Virginia Tech Students Teach Green Building Concepts
BLACKSBURG, Va. — High school students at the Giles County Technology Center in Pearisburg, Va., which serves both Giles and Narrows high schools, are in the middle of creating a house for Habitat for Humanity in their shop. While they have a good understanding of traditional building methods, they aren’t as familiar with green building practices. As such, Virginia Tech students in the College of Natural Resources and Environment were assigned the unique task of helping develop teaching materials on green building for the high school students.
School officials and representatives from Habitat for Humanity met with Daniel Hindman, associate professor of wood engineering in Virginia Tech’s College of Natural Resources and Environment, to discuss how to incorporate green building practices into the house. Hindman, who researches efficient uses of wood, volunteered to have students in his Green Building Systems course provide lessons for the high school students.
The Virginia Tech students, all juniors and seniors, were asked to create models, posters and interactive displays to demonstrate green building concepts. Working in teams of three or four, they addressed the topics of energy use, disaster protection, the definition of green building, material life cycle planning, passive house concepts and construction details of floors, roofs and walls, reported Virginia Tech News.
More than 30 students and teachers from the Giles County Technology Center and Christiansburg High School came to the Blacksburg campus last month.
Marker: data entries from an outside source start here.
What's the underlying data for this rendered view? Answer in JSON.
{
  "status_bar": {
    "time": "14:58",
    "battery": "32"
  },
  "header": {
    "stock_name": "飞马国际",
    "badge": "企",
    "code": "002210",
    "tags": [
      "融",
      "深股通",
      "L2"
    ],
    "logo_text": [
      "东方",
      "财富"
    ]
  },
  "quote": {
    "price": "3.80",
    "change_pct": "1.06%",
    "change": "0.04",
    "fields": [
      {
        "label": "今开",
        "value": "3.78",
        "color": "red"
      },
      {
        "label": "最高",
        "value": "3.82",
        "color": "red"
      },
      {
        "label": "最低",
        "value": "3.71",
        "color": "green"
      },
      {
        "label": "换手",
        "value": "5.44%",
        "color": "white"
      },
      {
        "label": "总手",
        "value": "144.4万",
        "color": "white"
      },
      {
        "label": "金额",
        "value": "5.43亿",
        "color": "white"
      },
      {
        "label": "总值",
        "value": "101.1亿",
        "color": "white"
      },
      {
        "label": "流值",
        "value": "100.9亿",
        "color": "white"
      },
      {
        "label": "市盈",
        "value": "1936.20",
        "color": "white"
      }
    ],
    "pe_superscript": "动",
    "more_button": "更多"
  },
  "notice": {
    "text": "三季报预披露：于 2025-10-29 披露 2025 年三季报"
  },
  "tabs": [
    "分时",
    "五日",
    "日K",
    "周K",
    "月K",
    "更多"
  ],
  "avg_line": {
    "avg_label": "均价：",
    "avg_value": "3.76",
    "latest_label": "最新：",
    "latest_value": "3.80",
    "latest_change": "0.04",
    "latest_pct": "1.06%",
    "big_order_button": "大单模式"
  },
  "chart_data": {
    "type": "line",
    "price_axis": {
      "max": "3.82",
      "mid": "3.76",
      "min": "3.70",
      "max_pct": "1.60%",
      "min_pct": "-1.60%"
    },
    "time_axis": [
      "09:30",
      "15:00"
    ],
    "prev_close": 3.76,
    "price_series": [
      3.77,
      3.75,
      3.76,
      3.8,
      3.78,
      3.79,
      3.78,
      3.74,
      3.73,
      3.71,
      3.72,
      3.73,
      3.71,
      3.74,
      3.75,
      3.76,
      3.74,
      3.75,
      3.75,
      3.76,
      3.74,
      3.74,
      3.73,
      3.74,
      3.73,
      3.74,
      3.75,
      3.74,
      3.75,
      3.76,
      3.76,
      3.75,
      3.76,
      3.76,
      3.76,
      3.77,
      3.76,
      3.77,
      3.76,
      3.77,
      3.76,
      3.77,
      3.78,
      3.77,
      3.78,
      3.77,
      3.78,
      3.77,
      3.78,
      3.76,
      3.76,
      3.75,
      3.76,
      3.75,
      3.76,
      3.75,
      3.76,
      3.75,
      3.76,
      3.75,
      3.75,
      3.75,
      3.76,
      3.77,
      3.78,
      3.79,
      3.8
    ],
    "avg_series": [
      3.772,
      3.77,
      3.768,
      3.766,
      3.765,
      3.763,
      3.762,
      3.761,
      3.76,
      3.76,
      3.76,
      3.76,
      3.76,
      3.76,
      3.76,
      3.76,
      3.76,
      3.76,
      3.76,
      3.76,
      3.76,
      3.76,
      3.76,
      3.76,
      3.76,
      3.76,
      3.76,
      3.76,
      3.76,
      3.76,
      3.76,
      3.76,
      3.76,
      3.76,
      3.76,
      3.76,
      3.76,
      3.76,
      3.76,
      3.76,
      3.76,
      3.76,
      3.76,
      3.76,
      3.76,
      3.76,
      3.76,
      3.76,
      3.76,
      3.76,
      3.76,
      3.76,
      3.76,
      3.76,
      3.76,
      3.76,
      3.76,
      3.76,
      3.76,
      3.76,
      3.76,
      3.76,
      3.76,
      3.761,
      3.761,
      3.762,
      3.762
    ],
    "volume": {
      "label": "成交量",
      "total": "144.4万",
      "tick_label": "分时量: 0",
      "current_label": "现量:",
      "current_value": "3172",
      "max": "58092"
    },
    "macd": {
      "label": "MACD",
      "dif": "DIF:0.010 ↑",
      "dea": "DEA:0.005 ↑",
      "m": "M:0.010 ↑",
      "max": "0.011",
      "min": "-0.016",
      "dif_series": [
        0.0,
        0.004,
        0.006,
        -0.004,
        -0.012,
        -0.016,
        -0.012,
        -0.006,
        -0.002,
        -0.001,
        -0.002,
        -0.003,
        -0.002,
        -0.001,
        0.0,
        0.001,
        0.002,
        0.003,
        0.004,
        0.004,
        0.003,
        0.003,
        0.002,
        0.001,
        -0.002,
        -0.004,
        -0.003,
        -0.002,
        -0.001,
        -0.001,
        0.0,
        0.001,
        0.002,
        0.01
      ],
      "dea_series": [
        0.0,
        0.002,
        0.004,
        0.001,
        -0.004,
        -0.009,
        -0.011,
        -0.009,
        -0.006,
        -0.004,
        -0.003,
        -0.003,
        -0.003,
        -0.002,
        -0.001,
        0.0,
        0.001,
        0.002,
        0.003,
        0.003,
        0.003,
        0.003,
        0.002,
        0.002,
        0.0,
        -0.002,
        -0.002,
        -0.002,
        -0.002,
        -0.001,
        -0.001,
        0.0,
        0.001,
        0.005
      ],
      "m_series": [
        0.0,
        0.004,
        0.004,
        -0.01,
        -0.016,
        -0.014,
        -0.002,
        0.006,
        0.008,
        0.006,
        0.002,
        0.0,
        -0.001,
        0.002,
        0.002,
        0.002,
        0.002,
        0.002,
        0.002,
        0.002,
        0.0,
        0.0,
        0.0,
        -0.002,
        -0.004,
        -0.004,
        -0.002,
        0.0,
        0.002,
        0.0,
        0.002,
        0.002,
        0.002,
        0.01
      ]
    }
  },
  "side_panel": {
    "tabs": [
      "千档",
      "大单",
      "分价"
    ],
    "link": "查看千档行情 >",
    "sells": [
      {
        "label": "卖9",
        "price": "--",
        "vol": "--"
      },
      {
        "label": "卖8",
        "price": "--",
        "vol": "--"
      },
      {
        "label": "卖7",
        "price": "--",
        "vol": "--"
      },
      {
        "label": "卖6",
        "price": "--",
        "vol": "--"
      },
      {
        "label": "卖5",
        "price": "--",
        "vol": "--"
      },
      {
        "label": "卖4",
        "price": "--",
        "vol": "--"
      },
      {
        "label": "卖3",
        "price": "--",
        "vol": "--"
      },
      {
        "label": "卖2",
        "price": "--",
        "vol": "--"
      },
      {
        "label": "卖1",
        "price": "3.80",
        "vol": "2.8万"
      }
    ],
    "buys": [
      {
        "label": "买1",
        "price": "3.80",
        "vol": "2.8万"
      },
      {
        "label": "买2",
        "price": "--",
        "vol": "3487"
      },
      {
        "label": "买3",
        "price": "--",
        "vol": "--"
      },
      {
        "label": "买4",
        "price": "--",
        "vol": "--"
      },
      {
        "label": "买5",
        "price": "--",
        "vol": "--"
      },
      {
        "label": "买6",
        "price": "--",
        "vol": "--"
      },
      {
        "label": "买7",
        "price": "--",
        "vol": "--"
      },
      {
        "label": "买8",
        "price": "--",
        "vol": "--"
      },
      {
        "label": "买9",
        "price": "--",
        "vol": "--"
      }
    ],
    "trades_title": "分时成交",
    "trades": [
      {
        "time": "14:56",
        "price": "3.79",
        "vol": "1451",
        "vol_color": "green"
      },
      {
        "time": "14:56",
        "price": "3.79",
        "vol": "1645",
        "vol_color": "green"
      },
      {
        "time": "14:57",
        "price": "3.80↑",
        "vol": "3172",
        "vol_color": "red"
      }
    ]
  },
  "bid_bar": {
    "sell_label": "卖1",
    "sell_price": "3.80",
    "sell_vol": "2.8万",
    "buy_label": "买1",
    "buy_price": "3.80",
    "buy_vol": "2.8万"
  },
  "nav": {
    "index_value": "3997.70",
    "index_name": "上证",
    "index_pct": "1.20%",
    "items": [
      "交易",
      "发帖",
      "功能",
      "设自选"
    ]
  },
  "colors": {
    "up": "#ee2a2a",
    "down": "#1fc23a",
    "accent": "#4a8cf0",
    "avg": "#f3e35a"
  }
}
They first visited LumenHAUS, Virginia Tech’s award-winning 600-square-foot solar home, and then headed to Bishop-Favrao Hall, where Hindman’s students gave presentations and demonstrated the models they created.
“The visitors learned how the concepts of sustainability and making efficient decisions are the future of the building construction industry,” Hindman told Virginia Tech News.
Hindman pointed out that trees are a renewable resource — a fundamental reason for wood qualifying as a green building material. The visitors also learned about how homes can be designed with the resiliency to withstand high winds, earthquakes, and other stressors, and can be modified as residents age.
The project is expected to help continued work on a modular duplex that the Giles students are constructing for Habitat for Humanity of the New River Valley. The duplex will eventually be sold at cost to two families in Narrows, Habitat Executive Director Shelley Fortier told The Roanoke Times. If everything goes according to plan, the houses could be ready as early as summer 2015.